Notre source estime que l’illégalité de ces opérations de refoulements est à chercher au niveau  de l’intrusion violente  des forces de l’ordre à l’intérieur des maisons occupées par les migrants  et l’arrestation de ces derniers sans distinction aucune entre ceux dont le séjour est régulier et ceux qui se trouvent en situation administrative irrégulière et entre ceux dont les titres de séjour ont récemment expiré et ceux qui viennent de déposer des demandes de régularisation. Même les malades n’ont pas été épargnés.  
« Beaucoup d’improvisation et d’anarchie marquent ces opérations d’arrestation et de refoulement des migrants », nous a-t-elle précisé. Et d’ajouter : « Ceci d’autant plus que ces migrants sont transférés dans des autocars en majorité  vétustes et sont souvent transportés dans de mauvaises conditions. Pis, une fois les autocars arrivés à destination, ces migrants sont laissés pour compte puisqu’aucune instance ou autorité publique n’est chargée de les accueillir ».

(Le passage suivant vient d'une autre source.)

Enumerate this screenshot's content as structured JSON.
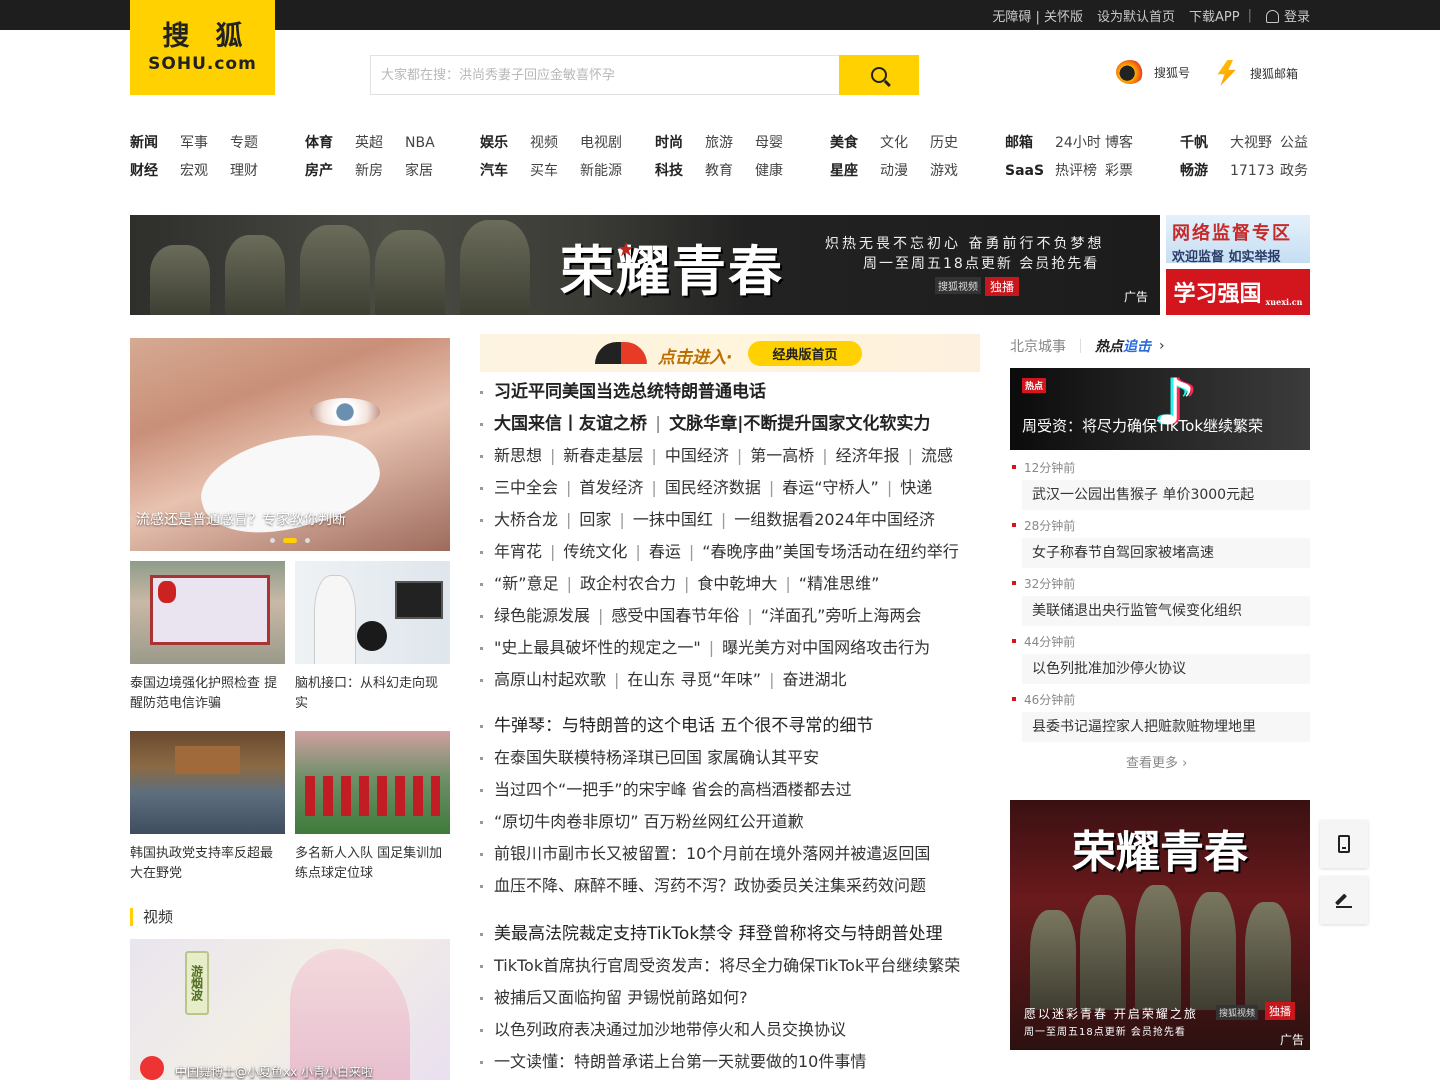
{
  "topbar": {
    "links": [
      "无障碍 | 关怀版",
      "设为默认首页",
      "下载APP"
    ],
    "login": "登录"
  },
  "logo": {
    "cn": "搜狐",
    "en": "SOHU.com"
  },
  "search": {
    "placeholder": "大家都在搜：洪尚秀妻子回应金敏喜怀孕"
  },
  "quick": {
    "sohuhao": "搜狐号",
    "mail": "搜狐邮箱"
  },
  "nav": [
    {
      "row1": [
        "新闻",
        "军事",
        "专题"
      ],
      "row2": [
        "财经",
        "宏观",
        "理财"
      ]
    },
    {
      "row1": [
        "体育",
        "英超",
        "NBA"
      ],
      "row2": [
        "房产",
        "新房",
        "家居"
      ]
    },
    {
      "row1": [
        "娱乐",
        "视频",
        "电视剧"
      ],
      "row2": [
        "汽车",
        "买车",
        "新能源"
      ]
    },
    {
      "row1": [
        "时尚",
        "旅游",
        "母婴"
      ],
      "row2": [
        "科技",
        "教育",
        "健康"
      ]
    },
    {
      "row1": [
        "美食",
        "文化",
        "历史"
      ],
      "row2": [
        "星座",
        "动漫",
        "游戏"
      ]
    },
    {
      "row1": [
        "邮箱",
        "24小时",
        "博客"
      ],
      "row2": [
        "SaaS",
        "热评榜",
        "彩票"
      ]
    },
    {
      "row1": [
        "千帆",
        "大视野",
        "公益"
      ],
      "row2": [
        "畅游",
        "17173",
        "政务"
      ]
    }
  ],
  "banner": {
    "title": "荣耀青春",
    "line1": "炽热无畏不忘初心 奋勇前行不负梦想",
    "line2": "周一至周五18点更新 会员抢先看",
    "tag1": "搜狐视频",
    "tag2": "独播",
    "ad": "广告"
  },
  "side_ads": {
    "jiandu_title": "网络监督专区",
    "jiandu_sub": "欢迎监督 如实举报",
    "xuexi": "学习强国",
    "xuexi_en": "xuexi.cn"
  },
  "hero": {
    "caption": "流感还是普通感冒？专家教你判断"
  },
  "thumbs": [
    {
      "caption": "泰国边境强化护照检查 提醒防范电信诈骗"
    },
    {
      "caption": "脑机接口：从科幻走向现实"
    },
    {
      "caption": "韩国执政党支持率反超最大在野党"
    },
    {
      "caption": "多名新人入队 国足集训加练点球定位球"
    }
  ],
  "video": {
    "section_title": "视频",
    "badge": "游烟波",
    "caption": "中国舞博士@小夏鱼xx 小青小白来啦"
  },
  "entry": {
    "go": "点击进入·",
    "classic": "经典版首页"
  },
  "lead_news": [
    [
      "习近平同美国当选总统特朗普通电话"
    ],
    [
      "大国来信丨友谊之桥",
      "文脉华章|不断提升国家文化软实力"
    ]
  ],
  "topic_news": [
    [
      "新思想",
      "新春走基层",
      "中国经济",
      "第一高桥",
      "经济年报",
      "流感"
    ],
    [
      "三中全会",
      "首发经济",
      "国民经济数据",
      "春运“守桥人”",
      "快递"
    ],
    [
      "大桥合龙",
      "回家",
      "一抹中国红",
      "一组数据看2024年中国经济"
    ],
    [
      "年宵花",
      "传统文化",
      "春运",
      "“春晚序曲”美国专场活动在纽约举行"
    ],
    [
      "“新”意足",
      "政企村农合力",
      "食中乾坤大",
      "“精准思维”"
    ],
    [
      "绿色能源发展",
      "感受中国春节年俗",
      "“洋面孔”旁听上海两会"
    ],
    [
      "\"史上最具破坏性的规定之一\"",
      "曝光美方对中国网络攻击行为"
    ],
    [
      "高原山村起欢歌",
      "在山东 寻觅“年味”",
      "奋进湖北"
    ]
  ],
  "news_group2": [
    "牛弹琴：与特朗普的这个电话 五个很不寻常的细节",
    "在泰国失联模特杨泽琪已回国 家属确认其平安",
    "当过四个“一把手”的宋宇峰 省会的高档酒楼都去过",
    "“原切牛肉卷非原切” 百万粉丝网红公开道歉",
    "前银川市副市长又被留置：10个月前在境外落网并被遣返回国",
    "血压不降、麻醉不睡、泻药不泻？政协委员关注集采药效问题"
  ],
  "news_group3": [
    "美最高法院裁定支持TikTok禁令 拜登曾称将交与特朗普处理",
    "TikTok首席执行官周受资发声：将尽全力确保TikTok平台继续繁荣",
    "被捕后又面临拘留 尹锡悦前路如何?",
    "以色列政府表决通过加沙地带停火和人员交换协议",
    "一文读懂：特朗普承诺上台第一天就要做的10件事情"
  ],
  "right": {
    "tab_city": "北京城事",
    "tab_hot1": "热点",
    "tab_hot2": "追击",
    "top_tag": "热点",
    "top_caption": "周受资：将尽力确保TikTok继续繁荣",
    "feed": [
      {
        "time": "12分钟前",
        "text": "武汉一公园出售猴子 单价3000元起"
      },
      {
        "time": "28分钟前",
        "text": "女子称春节自驾回家被堵高速"
      },
      {
        "time": "32分钟前",
        "text": "美联储退出央行监管气候变化组织"
      },
      {
        "time": "44分钟前",
        "text": "以色列批准加沙停火协议"
      },
      {
        "time": "46分钟前",
        "text": "县委书记逼控家人把赃款赃物埋地里"
      }
    ],
    "more": "查看更多",
    "ad": {
      "title": "荣耀青春",
      "line1": "愿以迷彩青春 开启荣耀之旅",
      "line2": "周一至周五18点更新 会员抢先看",
      "tag1": "搜狐视频",
      "tag2": "独播",
      "ad": "广告"
    }
  },
  "colors": {
    "brand": "#ffd100",
    "topbar": "#1e1e1e",
    "accent_red": "#d3161d"
  },
  "icons": [
    "search-icon",
    "user-icon",
    "sohuhao-icon",
    "mail-icon",
    "phone-icon",
    "edit-icon",
    "chevron-right-icon",
    "play-icon"
  ]
}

Me Abdelmounim Rifai va plus loin. Il s’interroge sur l’utilité de ces opérations  de déplacement des migrants du Nord vers le Sud du Maroc. « Ces migrants retournent souvent à Tanger ou à Nador. Selon certains témoignages, beaucoup d’entre eux  se sont enfuis lors de ces déplacements. A quoi ça sert donc de  mobiliser autant de forces de l’ordre et mettre leurs vies en danger alors que nombre de quartiers de la capitale du Détroit ont besoin que ces forces s’investissent davantage dans la lutte contre le trafic de drogue. Pourquoi donc gaspiller autant de deniers publics en pareille logistique ?», s’est-il interrogé.    
Le président de l’AMDH-section Tanger nous a également révélé que le rythme des opérations d’arrestations et de  refoulements s’est ralenti ces derniers jours et qu’on est loin des premiers jours de l’opération où des centaines de  migrants avaient été appréhendés. Les quartiers  de Mesnana et Brincica ont été le théâtre de plusieurs interventions des forces de l’ordre qui se sont violemment introduites à l’intérieur de maisons occupées par des migrants  en défonçant leurs portes avant de se saisir de l’argent et des biens des occupants. C’est une première depuis la chasse à l’homme opérée en 2015. « Personne ne sait pourquoi ces refoulements sont déclenchés avec un tel rythme et une telle violence. Des opérations qui vont à l’encontre du choix opéré par l’Etat qui a décidé de mettre en place une nouvelle politique d’immigration et d’asile plus humaine et plus respectueuse des droits de l’Homme.  Les dernières informations sur une pression européenne ne suffisent pas à expliquer tout ou à l’excuser», a-t-il conclu.